Bulu kuduknya meremang ketika mendengar suara asahan pisau yang entah kenapa semakin mengerikan untuk didengar.

Jantungnya berdegup kencang seiring dirinya yang hampir sampai di pintu dapur.

Untuk berjaga-jaga, dia mengambil linggis yang entah sejak kapan ada di samping pintu.

"Ayo Woojin, jangan takut. Mungkin lo cuma halusinasi," gumamnya menyemangati diri.

Setelah memantapkan niatnya, dia membuka pintu dapur lebar-lebar hingga terbanting dan menimbulkan bunyi yang cukup keras.

Namun apa yang terjadi?

Linggis digenggamannya terjatuh, wajahnya kaget melihat siapa yang berdiri di samping meja makan dengan sebilah pisau digenggamannya.

"Halo kak Woojin, ada pesan terakhir?"

●●●

Jeongin berjalan santai sambil bersenandung kecil dengan dua kantung plastik di kedua tangannya.

Dia baru saja pulang dari minimarket untuk berbelanja bahan-bahan untuk memasak.

Jadi rencananya dia mau membuat makanan spesial untuk gebetannya. Tapi dia sendiri tidak bisa memasak, makanya besok pagi dia akan berusaha tanpa bantuan pembantu rumahnya.

Kenapa tidak naik motor? Karena rumahnya dekat kok, dekat juga dengan rumah Woojin.

"Loh, itu kak Hyunjin bukan sih?" Tanyanya pada diri sendiri.

"Dia ngapain pake baju serba item gitu? Mau ngerampok apa gimana?"

Jeongin langsung menggelengkan kepala. "Mana mungkin, kak Hyunjin kan orang kaya."

Jeongin yang penasaran memilih untuk tetap diam disana dan mengawasinya, sesuai dengan yang diminta Woojin tadi siang.

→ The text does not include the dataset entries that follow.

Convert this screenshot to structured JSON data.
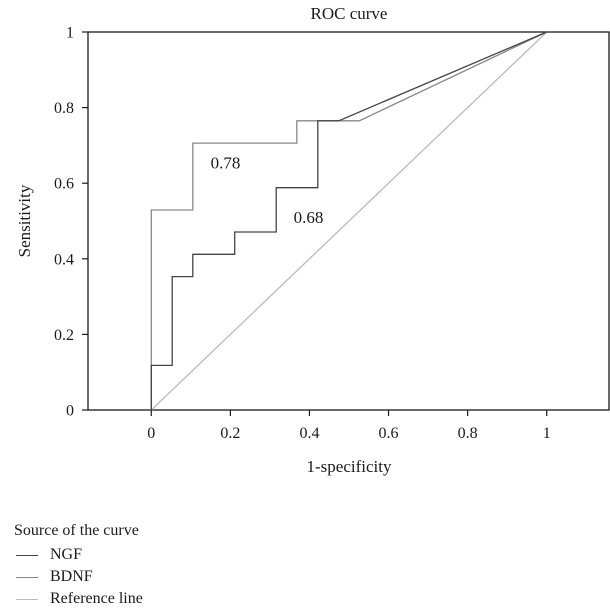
{
  "chart_data": {
    "type": "line",
    "title": "ROC curve",
    "xlabel": "1-specificity",
    "ylabel": "Sensitivity",
    "xlim": [
      -0.16,
      1.16
    ],
    "ylim": [
      0,
      1
    ],
    "xticks": [
      0,
      0.2,
      0.4,
      0.6,
      0.8,
      1
    ],
    "xtick_labels": [
      "0",
      "0.2",
      "0.4",
      "0.6",
      "0.8",
      "1"
    ],
    "yticks": [
      0,
      0.2,
      0.4,
      0.6,
      0.8,
      1
    ],
    "ytick_labels": [
      "0",
      "0.2",
      "0.4",
      "0.6",
      "0.8",
      "1"
    ],
    "grid": false,
    "legend_title": "Source of the curve",
    "legend_placement": "bottom-left",
    "series": [
      {
        "name": "NGF",
        "color": "#444444",
        "x": [
          0,
          0,
          0.053,
          0.053,
          0.105,
          0.105,
          0.211,
          0.211,
          0.316,
          0.316,
          0.421,
          0.421,
          0.474,
          1
        ],
        "y": [
          0,
          0.118,
          0.118,
          0.353,
          0.353,
          0.412,
          0.412,
          0.471,
          0.471,
          0.588,
          0.588,
          0.765,
          0.765,
          1
        ]
      },
      {
        "name": "BDNF",
        "color": "#888888",
        "x": [
          0,
          0,
          0.105,
          0.105,
          0.368,
          0.368,
          0.526,
          1
        ],
        "y": [
          0,
          0.529,
          0.529,
          0.706,
          0.706,
          0.765,
          0.765,
          1
        ]
      },
      {
        "name": "Reference line",
        "color": "#bbbbbb",
        "x": [
          0,
          1
        ],
        "y": [
          0,
          1
        ]
      }
    ],
    "annotations": [
      {
        "text": "0.78",
        "x": 0.15,
        "y": 0.655
      },
      {
        "text": "0.68",
        "x": 0.36,
        "y": 0.51
      }
    ]
  }
}
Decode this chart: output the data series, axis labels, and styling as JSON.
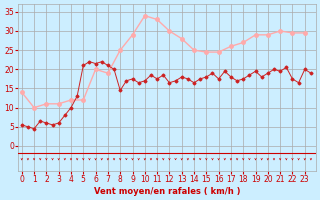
{
  "bg_color": "#cceeff",
  "grid_color": "#aaaaaa",
  "xlabel": "Vent moyen/en rafales ( km/h )",
  "tick_color": "#cc0000",
  "yticks": [
    0,
    5,
    10,
    15,
    20,
    25,
    30,
    35
  ],
  "xticks": [
    0,
    1,
    2,
    3,
    4,
    5,
    6,
    7,
    8,
    9,
    10,
    11,
    12,
    13,
    14,
    15,
    16,
    17,
    18,
    19,
    20,
    21,
    22,
    23
  ],
  "wind_avg_y": [
    5.5,
    5.0,
    4.5,
    6.5,
    6.0,
    5.5,
    6.0,
    8.0,
    10.0,
    13.0,
    21.0,
    22.0,
    21.5,
    22.0,
    21.0,
    20.0,
    14.5,
    17.0,
    17.5,
    16.5,
    17.0,
    18.5,
    17.5,
    18.5,
    16.5,
    17.0,
    18.0,
    17.5,
    16.5,
    17.5,
    18.0,
    19.0,
    17.5,
    19.5,
    18.0,
    17.0,
    17.5,
    18.5,
    19.5,
    18.0,
    19.0,
    20.0,
    19.5,
    20.5,
    17.5,
    16.5,
    20.0,
    19.0
  ],
  "wind_avg_x": [
    0.0,
    0.5,
    1.0,
    1.5,
    2.0,
    2.5,
    3.0,
    3.5,
    4.0,
    4.5,
    5.0,
    5.5,
    6.0,
    6.5,
    7.0,
    7.5,
    8.0,
    8.5,
    9.0,
    9.5,
    10.0,
    10.5,
    11.0,
    11.5,
    12.0,
    12.5,
    13.0,
    13.5,
    14.0,
    14.5,
    15.0,
    15.5,
    16.0,
    16.5,
    17.0,
    17.5,
    18.0,
    18.5,
    19.0,
    19.5,
    20.0,
    20.5,
    21.0,
    21.5,
    22.0,
    22.5,
    23.0,
    23.5
  ],
  "gust_y": [
    14.0,
    10.0,
    11.0,
    11.0,
    12.0,
    12.0,
    20.0,
    19.0,
    25.0,
    29.0,
    34.0,
    33.0,
    30.0,
    28.0,
    25.0,
    24.5,
    24.5,
    26.0,
    27.0,
    29.0,
    29.0,
    30.0,
    29.5,
    29.5
  ],
  "gust_x": [
    0,
    1,
    2,
    3,
    4,
    5,
    6,
    7,
    8,
    9,
    10,
    11,
    12,
    13,
    14,
    15,
    16,
    17,
    18,
    19,
    20,
    21,
    22,
    23
  ],
  "wind_avg_color": "#cc2222",
  "gust_color": "#ffaaaa",
  "arrow_color": "#cc0000",
  "xlim": [
    -0.3,
    23.9
  ],
  "ylim": [
    -6.5,
    37
  ]
}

Gerak-gerik Hyunjin biasa saja, tidak ada yang mencurigakan. Tapi yang dia bingung, sedang apa dia di depan rumah Woojin?

Jangan-jangan...

Buru-buru dia berlari ke rumah Woojin untuk memastikan temannya itu baik-baik saja.

Firasat Jeongin langsung tidak enak begitu melihat lampu rumah Woojin mati. Padahal rumah yang lain tidak ada yang mati lampu.

"Jeongin, lo ngapain disini?" Tanya Hyunjin terkejut.

Jeongin mendecih sinis lalu menggedor-gedor pintu rumah Woojin dengan panik.

"Kak Woojin, ini Jeongin! Buka pintunya!"

Jeongin terus menggedor-gedor pintu mengabaikan belanjaannya yang berceceran di tanah akibat ia lempar tadi.

"Kak Hyunjin, bantu dobrak pintunya."

Hyunjin yang sedang melamun terkejut. Dia mengangguk kaku lalu mengambil ancang-ancang untuk mendobrak.

"Satu."

"Dua."

"TIGA!"

BRAK!

Gelap. Itu yang mereka lihat. Jeongin tidak peduli lagi dengan rasa takutnya. Yang dia pikirkan saat ini adalah Woojin.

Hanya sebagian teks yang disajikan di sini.